After a shared key is derived, the text of the responses can be decrypted using the decrypt_str function. Here's how to do it for /v1/completions:

server_public_key = x25519.X25519PublicKey.from_public_bytes(base64.b64decode(response.headers["x-server-public-key"]))
shared_key = encryption.derive_shared_aes_key(client_private_key, server_public_key)

completion = response.parse()

for choice in completion.choices:
    print(encryption.decrypt_str(choice.text, shared_aes_key=shared_key))

Note

If not using the OpenAI Python SDK, make sure to parse the corresponding response header (x-server-public-key) and use it to derive the shared AES key, as shown above.

Configuration¶

The Output Protection plugin can be configured via environment variables.

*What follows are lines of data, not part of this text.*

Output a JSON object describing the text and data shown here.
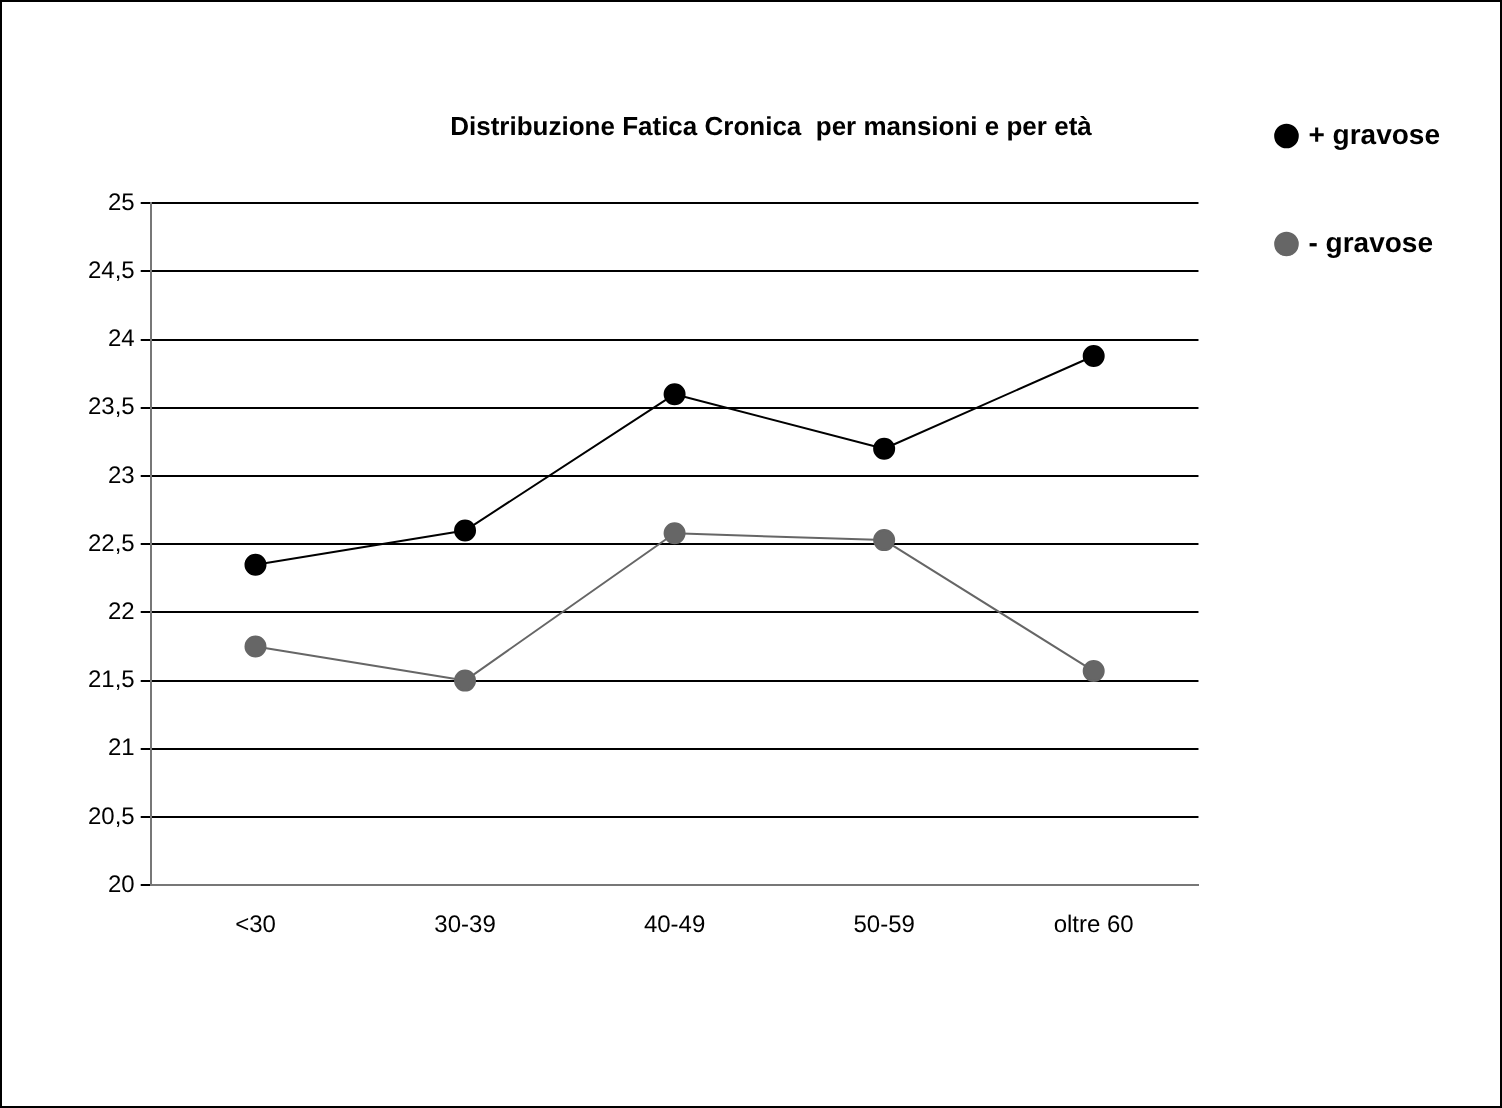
{
  "chart_data": {
    "type": "line",
    "title": "Distribuzione Fatica Cronica  per mansioni e per età",
    "categories": [
      "<30",
      "30-39",
      "40-49",
      "50-59",
      "oltre 60"
    ],
    "series": [
      {
        "name": "+ gravose",
        "color": "#000000",
        "values": [
          22.35,
          22.6,
          23.6,
          23.2,
          23.88
        ]
      },
      {
        "name": "- gravose",
        "color": "#666666",
        "values": [
          21.75,
          21.5,
          22.58,
          22.53,
          21.57
        ]
      }
    ],
    "ylim": [
      20,
      25
    ],
    "yticks": [
      {
        "value": 20,
        "label": "20"
      },
      {
        "value": 20.5,
        "label": "20,5"
      },
      {
        "value": 21,
        "label": "21"
      },
      {
        "value": 21.5,
        "label": "21,5"
      },
      {
        "value": 22,
        "label": "22"
      },
      {
        "value": 22.5,
        "label": "22,5"
      },
      {
        "value": 23,
        "label": "23"
      },
      {
        "value": 23.5,
        "label": "23,5"
      },
      {
        "value": 24,
        "label": "24"
      },
      {
        "value": 24.5,
        "label": "24,5"
      },
      {
        "value": 25,
        "label": "25"
      }
    ],
    "grid": "y",
    "legend": "top right",
    "marker": "circle",
    "line_style": "solid"
  }
}
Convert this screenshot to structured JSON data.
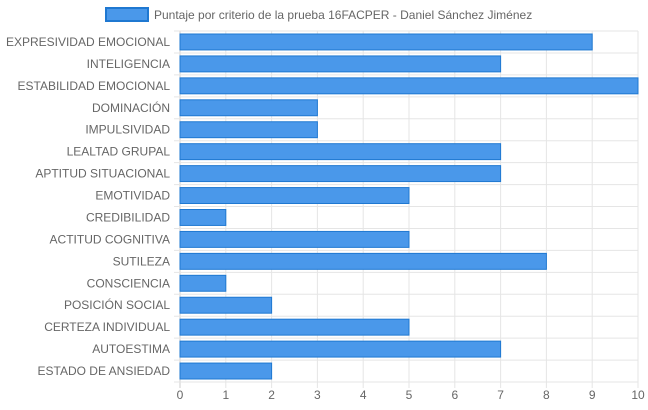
{
  "chart_data": {
    "type": "bar",
    "orientation": "horizontal",
    "categories": [
      "EXPRESIVIDAD EMOCIONAL",
      "INTELIGENCIA",
      "ESTABILIDAD EMOCIONAL",
      "DOMINACIÓN",
      "IMPULSIVIDAD",
      "LEALTAD GRUPAL",
      "APTITUD SITUACIONAL",
      "EMOTIVIDAD",
      "CREDIBILIDAD",
      "ACTITUD COGNITIVA",
      "SUTILEZA",
      "CONSCIENCIA",
      "POSICIÓN SOCIAL",
      "CERTEZA INDIVIDUAL",
      "AUTOESTIMA",
      "ESTADO DE ANSIEDAD"
    ],
    "series": [
      {
        "name": "Puntaje por criterio de la prueba 16FACPER - Daniel Sánchez Jiménez",
        "values": [
          9,
          7,
          10,
          3,
          3,
          7,
          7,
          5,
          1,
          5,
          8,
          1,
          2,
          5,
          7,
          2
        ]
      }
    ],
    "xlim": [
      0,
      10
    ],
    "xticks": [
      "0",
      "1",
      "2",
      "3",
      "4",
      "5",
      "6",
      "7",
      "8",
      "9",
      "10"
    ],
    "grid": true,
    "legend_position": "top",
    "colors": {
      "bar_fill": "#4a98ea",
      "bar_stroke": "#1f78d1",
      "grid": "#e5e5e5",
      "text": "#666666"
    }
  }
}
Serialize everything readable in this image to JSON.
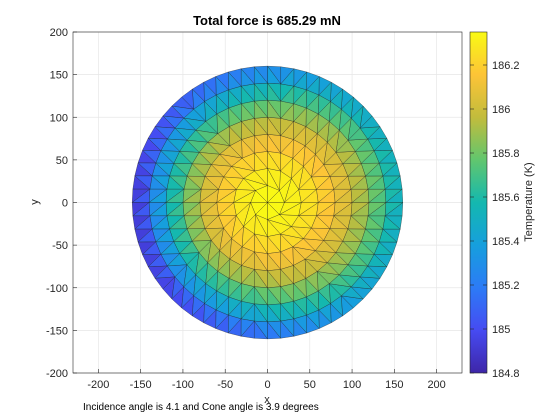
{
  "chart_data": {
    "type": "heatmap",
    "title": "Total force is 685.29 mN",
    "xlabel": "x",
    "ylabel": "y",
    "xlim": [
      -230,
      230
    ],
    "ylim": [
      -200,
      200
    ],
    "xticks": [
      -200,
      -150,
      -100,
      -50,
      0,
      50,
      100,
      150,
      200
    ],
    "yticks": [
      -200,
      -150,
      -100,
      -50,
      0,
      50,
      100,
      150,
      200
    ],
    "grid": true,
    "colormap": "parula",
    "colorbar": {
      "label": "Temperature (K)",
      "range": [
        184.8,
        186.35
      ],
      "ticks": [
        184.8,
        185,
        185.2,
        185.4,
        185.6,
        185.8,
        186,
        186.2
      ]
    },
    "mesh": {
      "shape": "disk",
      "radius": 160,
      "rings": 8,
      "center": [
        0,
        0
      ],
      "temp_center": 186.35,
      "temp_edge_max": 185.45,
      "temp_edge_min": 184.8,
      "hottest_edge_direction_deg": 10
    }
  },
  "footer_text": "Incidence angle is 4.1 and Cone angle is 3.9 degrees"
}
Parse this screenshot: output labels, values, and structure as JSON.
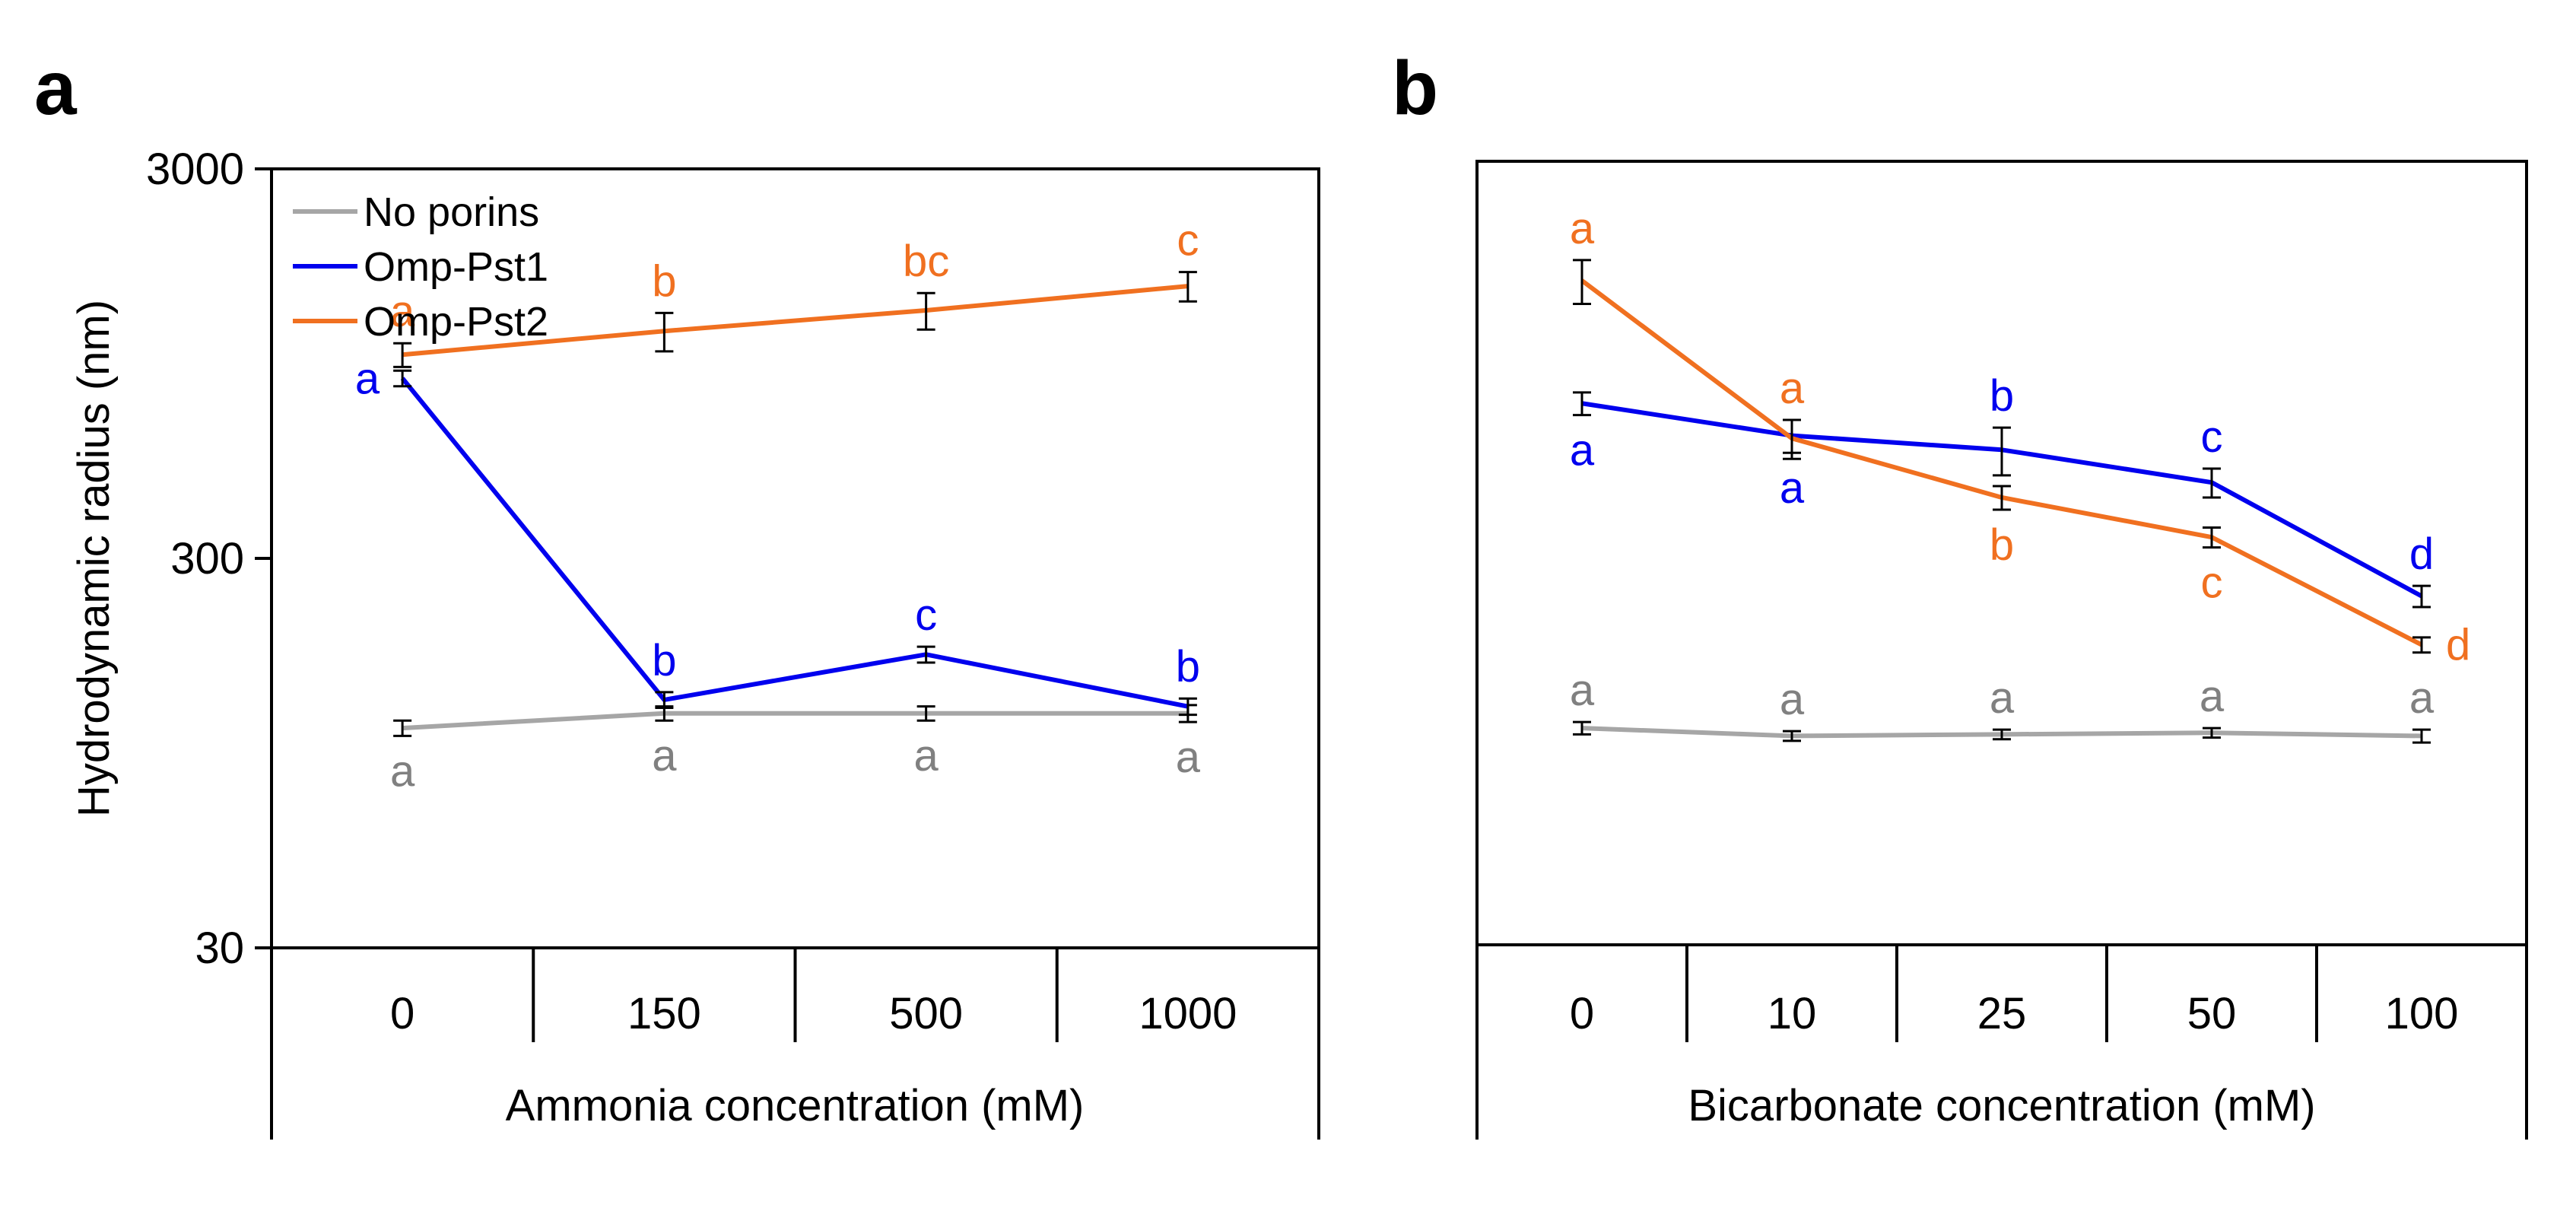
{
  "chart_data": [
    {
      "panel": "a",
      "type": "line",
      "categories": [
        "0",
        "150",
        "500",
        "1000"
      ],
      "xlabel": "Ammonia concentration (mM)",
      "ylabel": "Hydrodynamic radius (nm)",
      "yscale": "log",
      "ylim": [
        30,
        3000
      ],
      "yticks": [
        "30",
        "300",
        "3000"
      ],
      "legend_position": "top-left",
      "series": [
        {
          "name": "No porins",
          "color": "#a6a6a6",
          "label_color": "#808080",
          "values": [
            110,
            120,
            120,
            120
          ],
          "errors": [
            5,
            5,
            5,
            6
          ],
          "letters": [
            "a",
            "a",
            "a",
            "a"
          ],
          "letter_pos": [
            "below",
            "below",
            "below",
            "below"
          ]
        },
        {
          "name": "Omp-Pst1",
          "color": "#0000ee",
          "label_color": "#0000ee",
          "values": [
            870,
            130,
            170,
            125
          ],
          "errors": [
            40,
            6,
            8,
            6
          ],
          "letters": [
            "a",
            "b",
            "c",
            "b"
          ],
          "letter_pos": [
            "left",
            "above",
            "above",
            "above"
          ]
        },
        {
          "name": "Omp-Pst2",
          "color": "#f07020",
          "label_color": "#f07020",
          "values": [
            1000,
            1150,
            1300,
            1500
          ],
          "errors": [
            70,
            130,
            140,
            130
          ],
          "letters": [
            "a",
            "b",
            "bc",
            "c"
          ],
          "letter_pos": [
            "above",
            "above",
            "above",
            "above"
          ]
        }
      ]
    },
    {
      "panel": "b",
      "type": "line",
      "categories": [
        "0",
        "10",
        "25",
        "50",
        "100"
      ],
      "xlabel": "Bicarbonate concentration (mM)",
      "ylabel": "",
      "yscale": "log",
      "ylim": [
        30,
        3000
      ],
      "series": [
        {
          "name": "No porins",
          "color": "#a6a6a6",
          "label_color": "#808080",
          "values": [
            110,
            105,
            106,
            107,
            105
          ],
          "errors": [
            4,
            3,
            3,
            3,
            4
          ],
          "letters": [
            "a",
            "a",
            "a",
            "a",
            "a"
          ],
          "letter_pos": [
            "above",
            "above",
            "above",
            "above",
            "above"
          ]
        },
        {
          "name": "Omp-Pst1",
          "color": "#0000ee",
          "label_color": "#0000ee",
          "values": [
            750,
            620,
            570,
            470,
            240
          ],
          "errors": [
            50,
            60,
            80,
            40,
            15
          ],
          "letters": [
            "a",
            "a",
            "b",
            "c",
            "d"
          ],
          "letter_pos": [
            "below",
            "below",
            "above",
            "above",
            "above"
          ]
        },
        {
          "name": "Omp-Pst2",
          "color": "#f07020",
          "label_color": "#f07020",
          "values": [
            1550,
            610,
            430,
            340,
            180
          ],
          "errors": [
            200,
            70,
            30,
            20,
            8
          ],
          "letters": [
            "a",
            "a",
            "b",
            "c",
            "d"
          ],
          "letter_pos": [
            "above",
            "above",
            "below",
            "below",
            "right"
          ]
        }
      ]
    }
  ]
}
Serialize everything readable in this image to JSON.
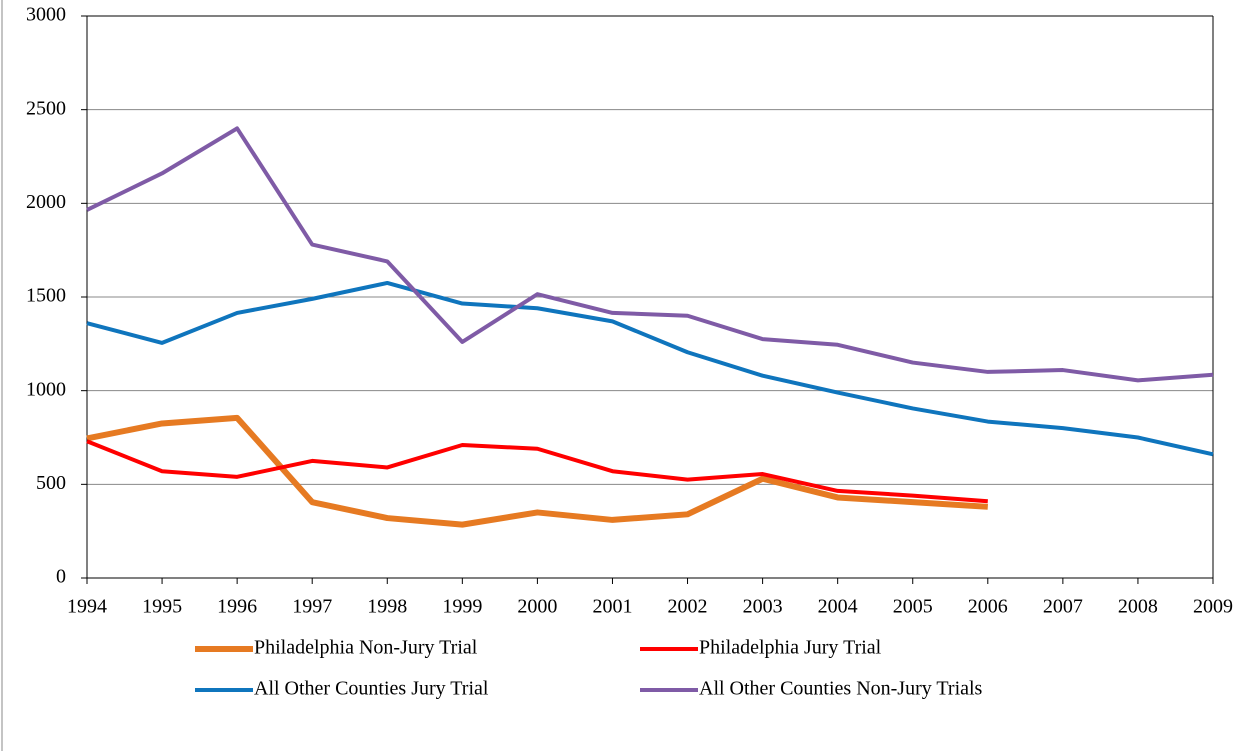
{
  "chart_data": {
    "type": "line",
    "x": [
      1994,
      1995,
      1996,
      1997,
      1998,
      1999,
      2000,
      2001,
      2002,
      2003,
      2004,
      2005,
      2006,
      2007,
      2008,
      2009
    ],
    "xlim": [
      1994,
      2009
    ],
    "xticks": [
      1994,
      1995,
      1996,
      1997,
      1998,
      1999,
      2000,
      2001,
      2002,
      2003,
      2004,
      2005,
      2006,
      2007,
      2008,
      2009
    ],
    "ylim": [
      0,
      3000
    ],
    "yticks": [
      0,
      500,
      1000,
      1500,
      2000,
      2500,
      3000
    ],
    "grid": true,
    "legend": "bottom",
    "series": [
      {
        "name": "Philadelphia Non-Jury Trial",
        "color": "#e67a22",
        "values": [
          745,
          825,
          855,
          405,
          320,
          285,
          350,
          310,
          340,
          530,
          430,
          405,
          380,
          null,
          null,
          null
        ]
      },
      {
        "name": "Philadelphia Jury Trial",
        "color": "#ff0000",
        "values": [
          730,
          570,
          540,
          625,
          590,
          710,
          690,
          570,
          525,
          555,
          465,
          440,
          410,
          null,
          null,
          null
        ]
      },
      {
        "name": "All Other Counties Jury Trial",
        "color": "#0f75bd",
        "values": [
          1360,
          1255,
          1415,
          1490,
          1575,
          1465,
          1440,
          1370,
          1205,
          1080,
          990,
          905,
          835,
          800,
          750,
          660
        ]
      },
      {
        "name": "All Other Counties Non-Jury Trials",
        "color": "#7f5ba6",
        "values": [
          1965,
          2160,
          2400,
          1780,
          1690,
          1260,
          1515,
          1415,
          1400,
          1275,
          1245,
          1150,
          1100,
          1110,
          1055,
          1085
        ]
      }
    ]
  }
}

Environment Variable	Description
`SG_REGISTRY_CONNECTION_SECRET`	The secret used for internal socket connections between processes in vLLM with Output Protection enabled. The value of this variable should be a string.
`HUGGING_FACE_HUB_TOKEN`	The Hugging Face Hub token used to authenticate with the Hugging Face Hub. This is required for downloading models from the Hugging Face Hub. This is a requirement of vLLM to download gated models from the Huggingface Hub.